Falú era, en esa constelación, una estrella aparte. Por su voz, por la esencia culta de su sonido, por el aliento poético de las letras que hizo suyas, por el rigor de su melancolía, por su insobornable manera de relacionarse con el texto que cantaba. Su versión de Volver (“A qué volver, si han volteado hasta el recuerdo, entonces a qué volver…”) es un monumento de enorme sutileza, casi de aire, a la nostalgia que se siente hacia lugares que ya jamás serán como fueron.
En mi tierra fueron Los Sabandeños de Elfidio Alonso (y Edmundo A. Esedín del Ródano, un argentino que también importó la esencia del asado) los que popularizaron, en noches de improvisación y luego en discos en los que Falú también fue cómplice, ese sonido que ahora se acaba de apagar para siempre en Córdoba, donde Eduardo Falú vivió sus últimos años.
¿Por qué fascinaba Falú? Por la tranquilidad arrulladora de sus tonos y por el drama sutil que los habitaba. Lo que contaba era desgarrador, pero su voz era una caricia a la guitarra que la guitarra le devolvía como un lamento hondo y respetuoso. Era, quizá, el más literario de los cantantes argentinos, el más poético. Un día de mucha morriña, Ernesto Sábato, que fue su amigo y muchas veces su inspirador, quiso oír en un bar de Madrid cualquier melodía de Falú; era la voz de la tierra, del corazón de la tierra, su melancolía: antes de volver a Buenos Aires, el autor de El túnel quería resolver el principio del viaje, acercarse a Argentina con las palabras de su amigo. La Tonada del viejo amor que compuso otro de sus grandes amigos, Jaime Dávalos, es en ese sentido del viaje poético de los argentinos mucho más que una canción de amor. “El viento, como el olvido / la arenita se llevó / y ahora se ha vuelto arena lo que juramos tú y yo”. Toda su poesía cantada, en cierto modo, como la de Borges (en cuyos versos también halló inspiración su guitarra), es un relato de la pérdida. “El amor es eterno”, le hizo decir Dávalos, “y nuestra vida fugaz”. Esa canción acaba como termina quizá toda historia de amor o de vida: “Y entra el otoño en mi corazón”.
Cantó el otoño Falú, sin duda, y ahora ese otoño se asoma al folclore argentino.
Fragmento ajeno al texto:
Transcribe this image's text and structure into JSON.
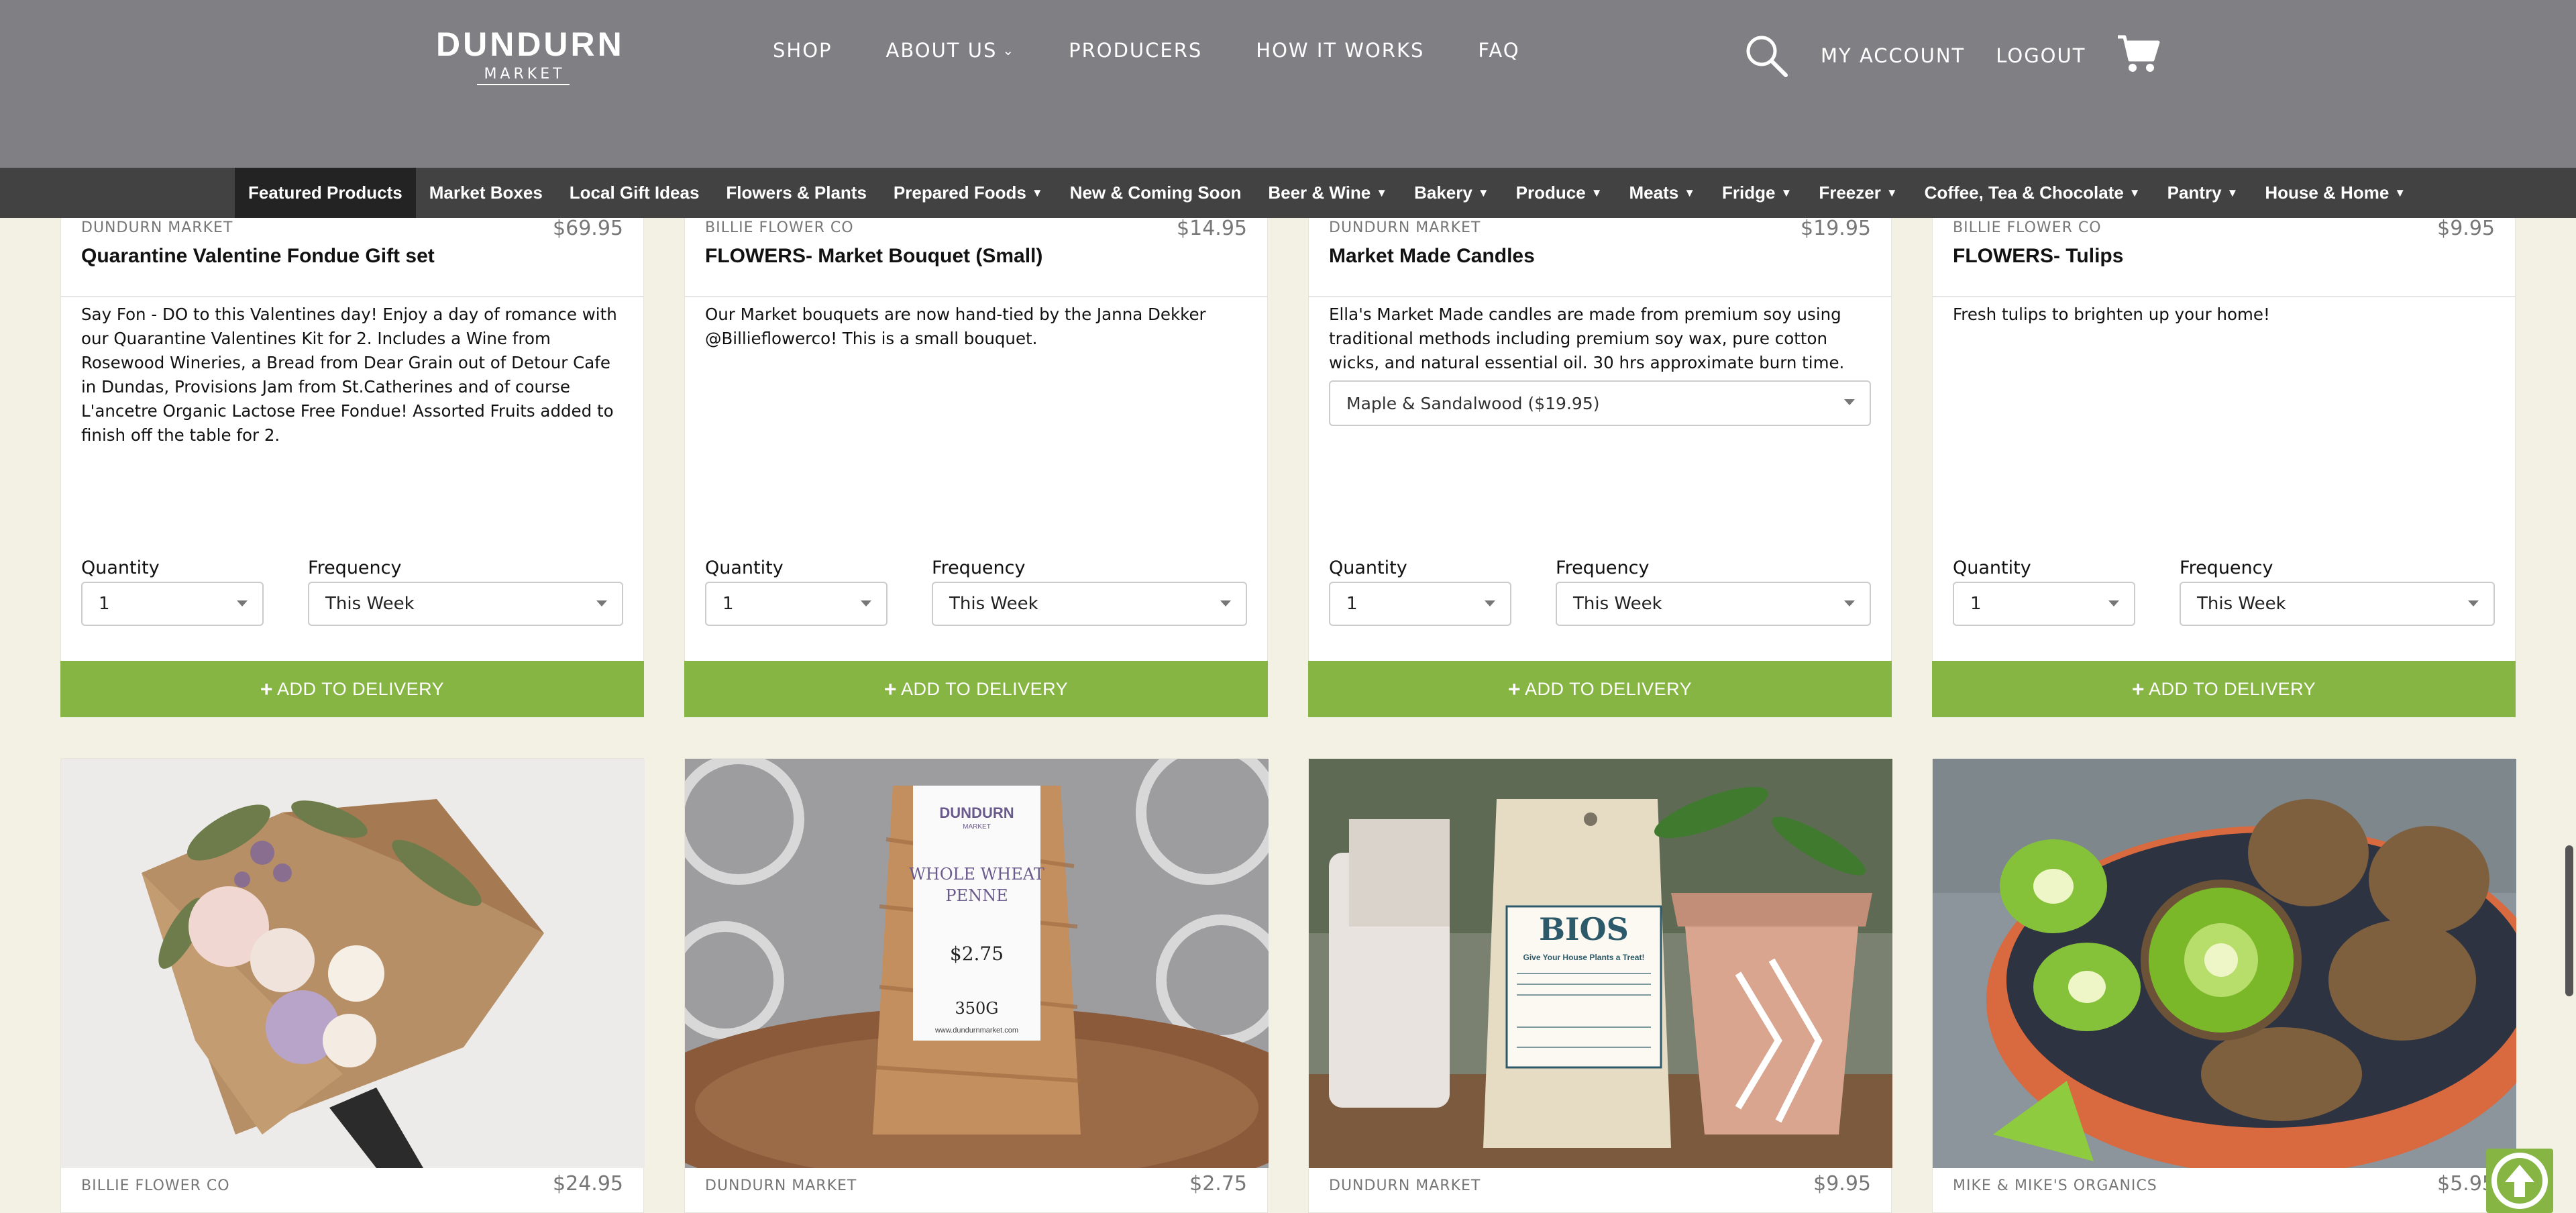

Queda también el recuerdo de su mano, esos dedos que apretaban como si fuera para siempre. Una mano más grande que su guitarra.
Se nos fue Eduardo Falú
Quién no se emocionó al escucharlo interpretar «Las golondrinas», o «Zamba de La Candelaria», o «El cóndor pasa», o «Trémolo»; era un regalo para el alma del oyente. Quién no guardaba un silencio respetuoso y se ensimismaba cuando él hablaba; todo el auditorio estaba pendiente de sus palabras. Don Eduardo, querido maestro, siempre estará presente entre los que amamos el folklore; nunca olvidaremos su voz y su guitarra maravillosa.